The question 30 Rock has always posed but never quite answered is whether Liz could have gone to the wall and created a more sophisticated, feminist program, and if she had, whether it would have been successful or worth it. Liz disdains Jack’s reality show creation MILF Island, but it’s a massive hit. When she meets Rosemary Howard, a television writer who was the force behind some of Liz’s favorite political sketches as a child, Liz has a momentary flare of creative inspiration. But she abandons her ambitions as soon as she sees Rosemary’s squalid apartment and grasps the full depths of the other woman’s decrepitude. The joke works on three levels. Certainly, NBC isn’t going to air Rosemary’s pitch for a sketch where “we open on a New Orleans abortion clinic. A beautiful mulatto—.” And the setup isn’t actually very good. But Liz’s sense of what counts as daring is attenuated: even if she was willing to fight for something, it wouldn’t be as far out of bounds as she’d like to think it is. When Jack nixes her dog penis sketch, she cheerfully asks him “what about cat penises?”
But even if Liz is creatively moribund, she’s a decent boss and a fairly generous coworker. Her first act is to save Pete and Jenna’s jobs. She works to save Josh, even when she has to cut him back down to size after he tries to take advantage of her. As much as she’s not a match for corporate life, Liz defends Jack at corporate retreats, helps him write jokes for appearances, and bucks him up even as he condescends to her. Her management of Jenna and Tracy may be wearing, but she’s improved their personal lives and helped them navigate into new opportunities. And Liz will go as far as gassing a 30 Rock audience to earn a renewal, a display of dedication I imagine some showrunners would match if they could.

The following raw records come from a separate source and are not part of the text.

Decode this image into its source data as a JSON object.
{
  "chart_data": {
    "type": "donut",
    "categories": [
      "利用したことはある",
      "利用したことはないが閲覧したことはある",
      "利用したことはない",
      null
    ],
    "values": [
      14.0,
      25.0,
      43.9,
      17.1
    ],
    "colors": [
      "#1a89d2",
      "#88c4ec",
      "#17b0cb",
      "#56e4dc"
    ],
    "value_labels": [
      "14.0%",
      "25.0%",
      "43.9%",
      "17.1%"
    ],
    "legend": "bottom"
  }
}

There’s no question that there’s a difference between TGS With Tracy Jordan and Community, much less between TGS and The Wire. There are creators with more to sell out than Liz Lemon, and higher prices to do it. But especially in its early years, 30 Rock was a reminder of how insanely difficult and important the part of the job is that actually gets a show written, past corporate approval, and on to the air. Even if Liz Lemon was a sellout, she was keeping this thing afloat, and keeping a lot of people in work in the process, and there’s value in that. I can see why it’s easier to reach Kenneth the Page levels of enthusiasm about Dan Harmon than about Michael Patrick King, pandering cheerfully away with 2 Broke Girls. But maybe he’s right to be full of wonder that this stuff gets made at all. And if, like Kenneth, we just love TV so much, the kinds of showrunners who keep people in decent jobs and do their best to be good managers can be as worthy of veneration as difficult creative geniuses.